Merkley was less optimistic about the chances of Congress passing comprehensive immigration reform over the next nine months.

"There has been a five- or six-year interlude in which the parties kind of stepped away from wrestling with immigration reform," Merkley said. "And I think there is much more of a sense, as I listen to my Democratic colleagues, of taking on the complex pieces this year.

"But I also keep in mind that when I was in college in the 1970s, there was a lot of discussion of comprehensive immigration reform, and here we are 35 years later," he said.

"There is a possibility, but I wouldn't put high odds (on it)," Merkley said.

Addressing the U.S. Department of Labor's use of the "hot goods" order on Oregon blueberry farms last summer, Merkley said he is "very concerned about the use of that on perishable goods."

The federal agency issued hot goods orders on three Oregon farms last summer in response to alleged labor law violations. The order is used to prevent goods allegedly produced in violation of the Fair Labor Standards Act from entering retail and processing chains.

The three farms agreed to pay the agency $210,000 in back wages and penalties to release their blueberry crops, before the farms were allowed to contest the allegations.

Merkley was among six members of Oregon's seven-member congressional delegation to question the Labor Department's use of the tactics.

"Certainly there has to be fairness to people who are working on farms, but there also has to be a recognition of the special circumstances of perishable goods," he said. "I hope that ... the DOL and the farming community will avoid that situation downstream.

"I guess this next summer will be the test," Merkley said.

Asked during a town hall meeting in Keizer if he supports a proposal to transfer federal lands in Oregon to the state, Merkley said: "I don't know if transfer to the state is the right answer, but I know that much more flexibility is needed. Particularly in our forests, we are sitting here in a situation where we have a lose-lose.

"We have second-growth forests, trees too close together, they are a fire hazard, they are a disease hazard, they are not a healthy ecosystem, and they are not supplying saw logs to the mills," he said.

"And we have our last fragment of mill infrastructure, and we can't afford to lose that," Merkley said.

"I'm going to be working with Sen. (Ron) Wyden (D-Ore.). And I'm obviously very supportive of the governor's process," Merkley said.

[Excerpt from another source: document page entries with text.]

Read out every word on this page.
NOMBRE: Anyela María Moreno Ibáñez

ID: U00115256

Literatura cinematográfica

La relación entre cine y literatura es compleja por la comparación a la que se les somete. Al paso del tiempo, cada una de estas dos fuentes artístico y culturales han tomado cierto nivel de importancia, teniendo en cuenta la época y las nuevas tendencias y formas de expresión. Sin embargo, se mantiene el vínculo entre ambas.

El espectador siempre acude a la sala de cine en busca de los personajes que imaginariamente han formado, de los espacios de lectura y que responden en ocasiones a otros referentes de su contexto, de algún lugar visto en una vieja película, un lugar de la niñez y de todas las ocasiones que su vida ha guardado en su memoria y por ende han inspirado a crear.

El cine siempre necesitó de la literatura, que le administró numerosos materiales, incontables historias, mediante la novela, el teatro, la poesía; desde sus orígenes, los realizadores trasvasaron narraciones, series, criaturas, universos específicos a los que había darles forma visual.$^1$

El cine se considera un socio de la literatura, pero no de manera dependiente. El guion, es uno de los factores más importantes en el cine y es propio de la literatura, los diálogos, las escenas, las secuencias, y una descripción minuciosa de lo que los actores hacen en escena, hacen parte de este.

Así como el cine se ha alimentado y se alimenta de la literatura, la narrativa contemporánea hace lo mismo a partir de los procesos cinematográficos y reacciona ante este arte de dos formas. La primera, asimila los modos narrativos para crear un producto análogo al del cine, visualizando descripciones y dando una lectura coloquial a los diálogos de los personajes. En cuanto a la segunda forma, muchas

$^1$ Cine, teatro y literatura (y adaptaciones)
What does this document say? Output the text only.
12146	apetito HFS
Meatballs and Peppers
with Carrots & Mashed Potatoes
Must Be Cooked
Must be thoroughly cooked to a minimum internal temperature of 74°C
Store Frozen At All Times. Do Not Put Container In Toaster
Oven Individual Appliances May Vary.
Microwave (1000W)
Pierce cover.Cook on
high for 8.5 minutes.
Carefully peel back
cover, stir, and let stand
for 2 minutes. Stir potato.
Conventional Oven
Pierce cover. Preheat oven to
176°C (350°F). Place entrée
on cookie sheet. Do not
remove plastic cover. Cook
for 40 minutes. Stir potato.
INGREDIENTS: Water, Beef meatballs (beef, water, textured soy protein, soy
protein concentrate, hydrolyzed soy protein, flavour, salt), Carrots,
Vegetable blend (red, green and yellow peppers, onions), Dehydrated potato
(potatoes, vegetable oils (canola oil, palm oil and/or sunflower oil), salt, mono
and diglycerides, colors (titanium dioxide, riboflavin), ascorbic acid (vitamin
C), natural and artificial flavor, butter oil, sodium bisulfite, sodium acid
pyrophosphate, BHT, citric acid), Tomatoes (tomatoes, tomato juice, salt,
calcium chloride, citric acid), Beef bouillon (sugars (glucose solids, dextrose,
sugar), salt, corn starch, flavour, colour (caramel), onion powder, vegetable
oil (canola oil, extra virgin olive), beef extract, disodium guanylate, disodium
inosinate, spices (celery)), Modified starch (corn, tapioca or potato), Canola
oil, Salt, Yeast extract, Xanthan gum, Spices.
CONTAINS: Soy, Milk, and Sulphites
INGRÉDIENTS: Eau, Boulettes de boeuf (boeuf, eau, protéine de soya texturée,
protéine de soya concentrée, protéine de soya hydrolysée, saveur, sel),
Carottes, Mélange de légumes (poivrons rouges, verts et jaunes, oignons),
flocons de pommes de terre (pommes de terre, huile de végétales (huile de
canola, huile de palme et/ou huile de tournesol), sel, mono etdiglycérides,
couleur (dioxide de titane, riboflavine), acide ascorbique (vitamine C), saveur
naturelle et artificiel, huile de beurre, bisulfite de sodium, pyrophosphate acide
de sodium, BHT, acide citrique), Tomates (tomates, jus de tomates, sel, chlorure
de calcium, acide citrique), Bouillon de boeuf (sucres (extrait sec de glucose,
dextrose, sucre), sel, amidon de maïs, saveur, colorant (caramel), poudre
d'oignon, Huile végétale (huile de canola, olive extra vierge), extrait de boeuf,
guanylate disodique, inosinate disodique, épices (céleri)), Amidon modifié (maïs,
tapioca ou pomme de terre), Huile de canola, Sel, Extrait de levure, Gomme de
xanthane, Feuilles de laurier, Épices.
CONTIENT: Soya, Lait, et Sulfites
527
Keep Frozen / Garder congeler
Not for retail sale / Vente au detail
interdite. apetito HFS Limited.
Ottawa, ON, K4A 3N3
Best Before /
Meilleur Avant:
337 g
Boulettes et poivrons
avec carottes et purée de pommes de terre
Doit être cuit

Gov. John Kitzhaber last fall convened a group to develop a proposal that Oregon's congressional delegation can bring to Congress to improve management of federal forests in the state.

Comments made about this article

Posted By: John S. Nalivka On: 1/11/2013

Title: Transferring Federal lands to the State

Does anyone really think that the outcome with the state bureaucracy making decisions about timber, grazing, mining, and recreation on Federal lands with pressure from the environmentalists will be any different than the federal bureaucracy making those decisions with pressure from the environmentalists? Sure, Salem is closer than Washington, D.C., but that is where any benefit stops. Nothing will change until those of who KNOW that wealth is created in an economy driven by private property rights and private industry outnumber those who BELIEVE that government is the answer to job creation and prosperity!